As the Delta variant sweeps the world, researchers are tracking how well vaccines protect against it — and getting different answers.
In Britain, researchers reported in May that two doses of the Pfizer-BioNTech vaccine had an effectiveness of 88 percent protecting against symptomatic disease from Delta. A June study from Scotland concluded that the vaccine was 79 per cent effective against the variant. On Saturday, a team of researchers in Canada pegged its effectiveness at 87 per cent.
And on Monday, Israel’s ministry of health announced that the effectiveness of the Pfizer-BioNTech vaccine was 64 per cent against all coronavirus infections, down from about 95 per cent in May, before the Delta variant began its climb to near-total dominance in Israel.
Although the range of these numbers may seem confusing, vaccine experts say it should be expected, because it’s hard for a single study to accurately pinpoint the effectiveness of a vaccine. “We just have to take everything together as little pieces of a puzzle, and not put too much weight on any one number,” said Natalie Dean, a biostatistician at Emory University.

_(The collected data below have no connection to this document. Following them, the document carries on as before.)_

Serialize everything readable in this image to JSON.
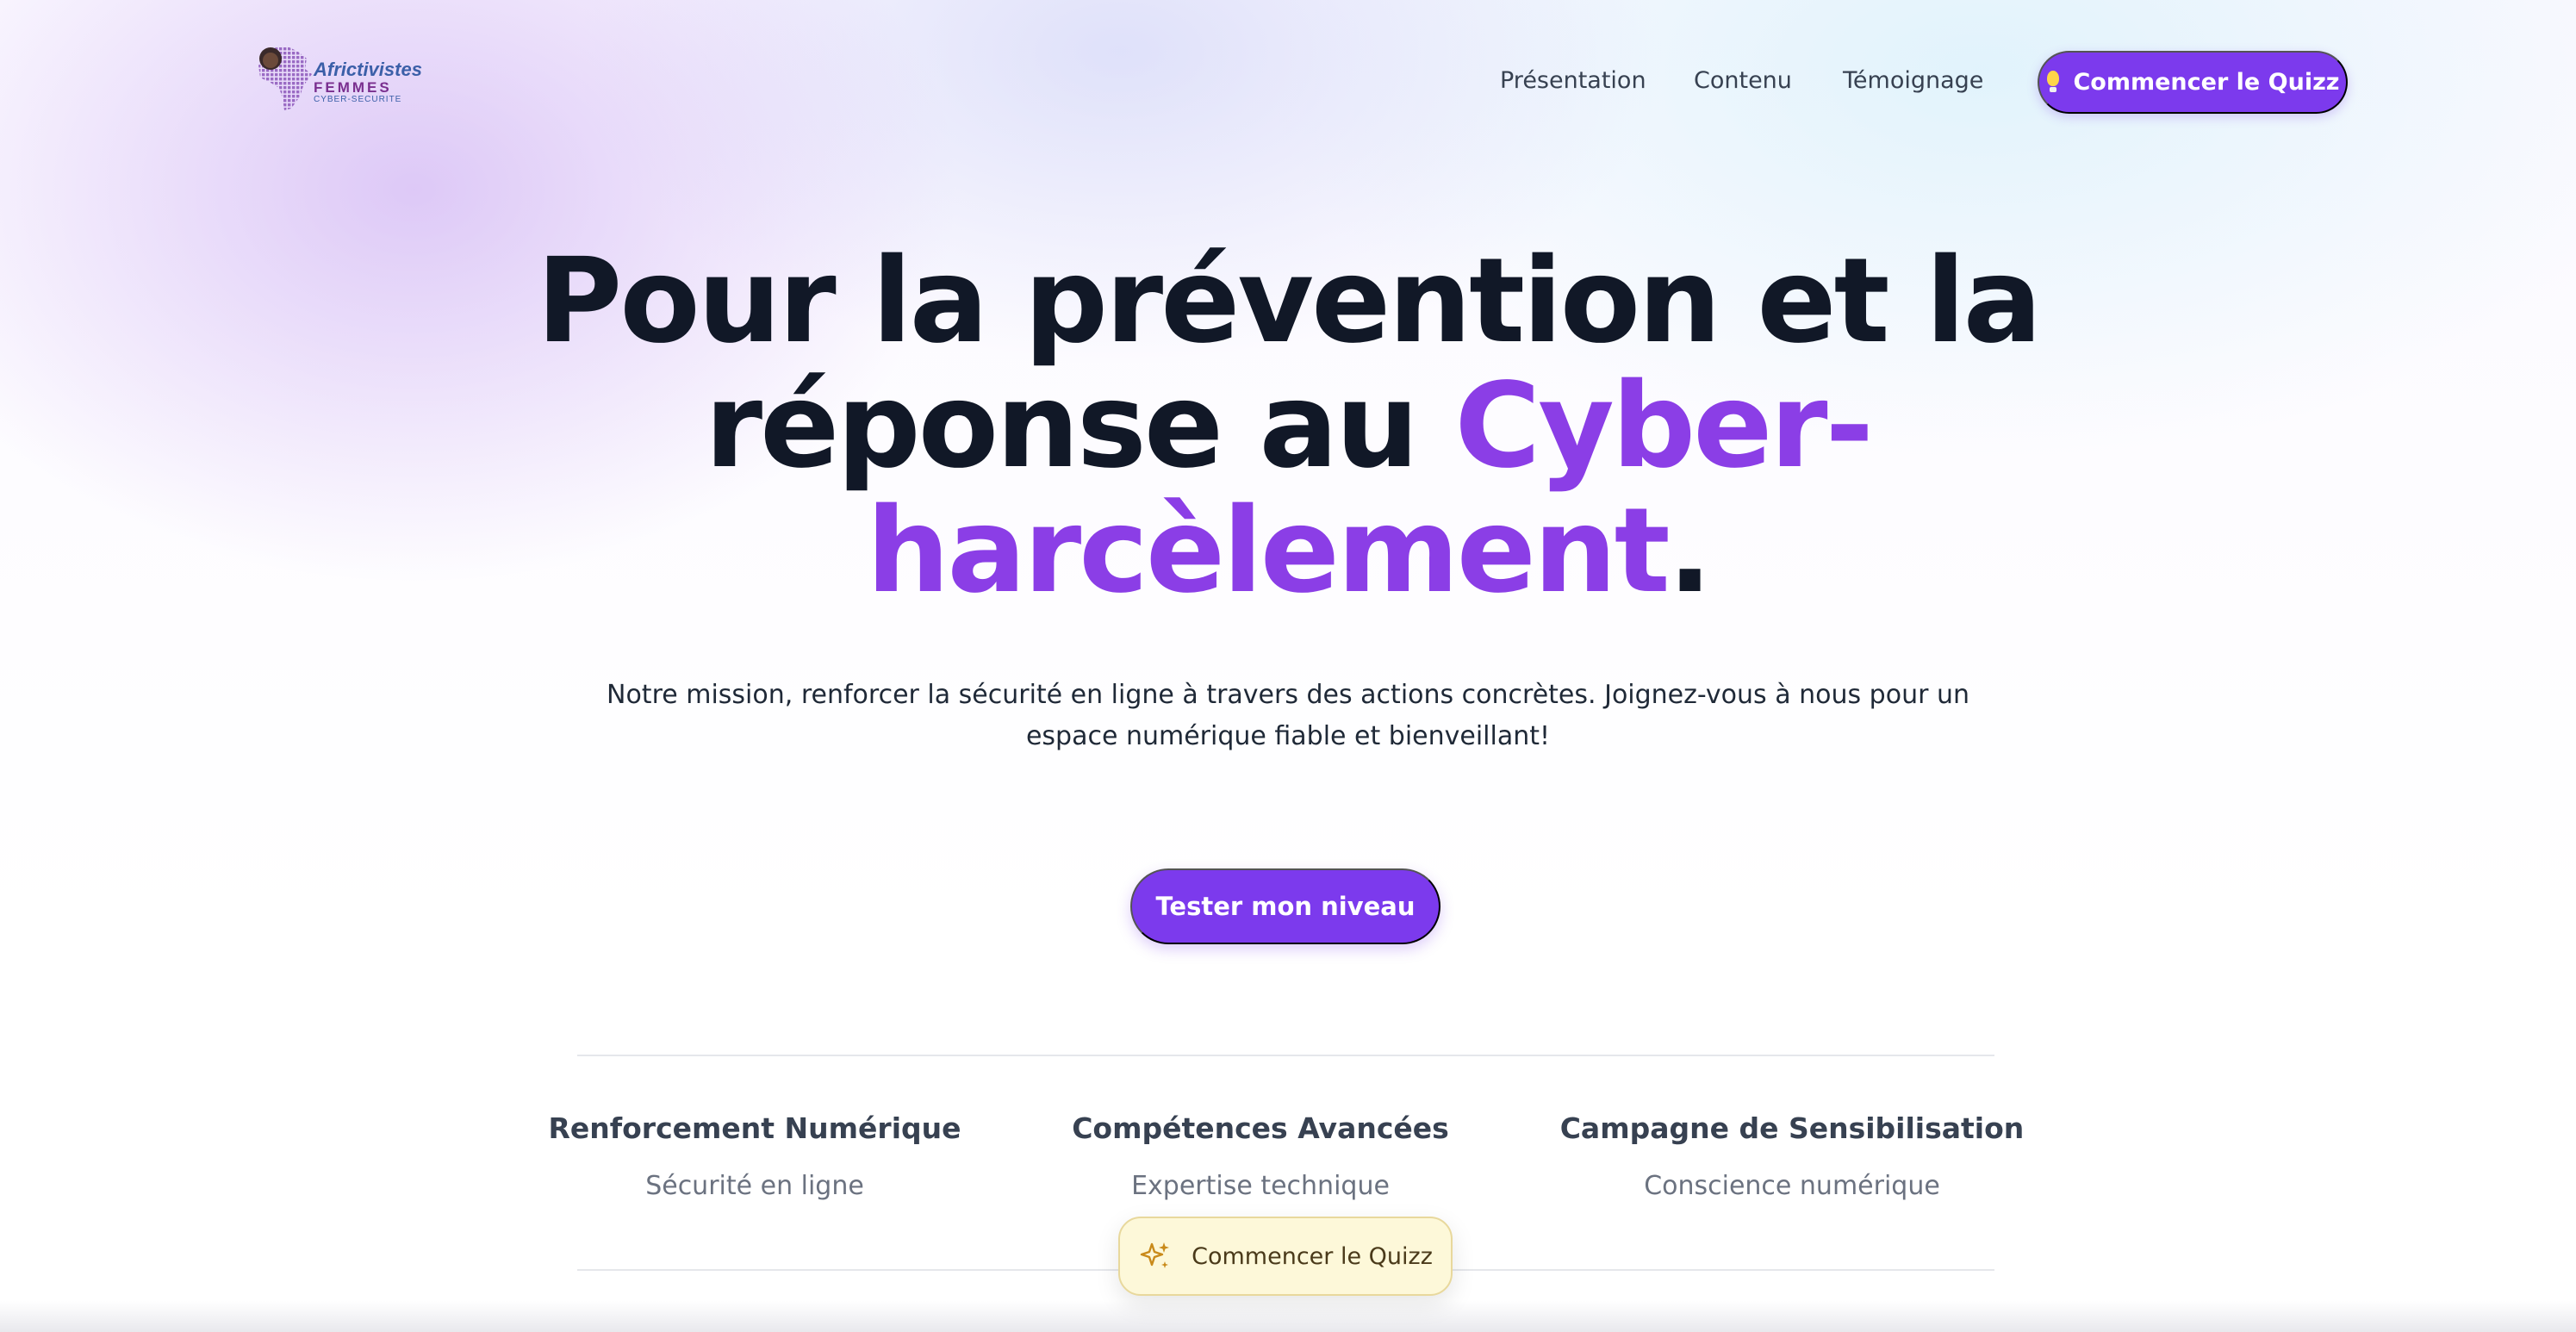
{
  "header": {
    "logo": {
      "line1": "Africtivistes",
      "line2": "FEMMES",
      "line3": "CYBER-SECURITE"
    },
    "nav": [
      {
        "label": "Présentation"
      },
      {
        "label": "Contenu"
      },
      {
        "label": "Témoignage"
      }
    ],
    "cta_label": "Commencer le Quizz",
    "cta_icon": "lightbulb-icon"
  },
  "hero": {
    "title_part1": "Pour la prévention et la réponse au ",
    "title_accent": "Cyber-harcèlement",
    "title_end": ".",
    "subtitle": "Notre mission, renforcer la sécurité en ligne à travers des actions concrètes. Joignez-vous à nous pour un espace numérique fiable et bienveillant!",
    "cta_label": "Tester mon niveau"
  },
  "stats": [
    {
      "title": "Renforcement Numérique",
      "subtitle": "Sécurité en ligne"
    },
    {
      "title": "Compétences Avancées",
      "subtitle": "Expertise technique"
    },
    {
      "title": "Campagne de Sensibilisation",
      "subtitle": "Conscience numérique"
    }
  ],
  "floating_cta": {
    "label": "Commencer le Quizz",
    "icon": "sparkles-icon"
  },
  "colors": {
    "accent": "#7c3aed",
    "accent_text": "#8b3ee6",
    "title": "#111827",
    "floating_bg": "#fdf8d9"
  }
}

In clinical trials, it’s (relatively) easy to measure how well vaccines work. Researchers randomly assign thousands of volunteers to get either a vaccine or a placebo. If the vaccinated group has a lower risk of getting sick, scientists can be confident that it’s the vaccine that protected them.
But once vaccines hit the real world, it becomes much harder to measure their effectiveness. Scientists can no longer control who receives a vaccine and who does not. If they compare a group of vaccinated people with a group of unvaccinated people, other differences between the groups could influence their risks of getting sick.
It’s possible, for example, that people who choose not to get vaccinated may be more likely to put themselves in situations where they could get exposed to the virus. On the other hand, older people may be more likely to be vaccinated but also have a harder time fending off an aggressive variant.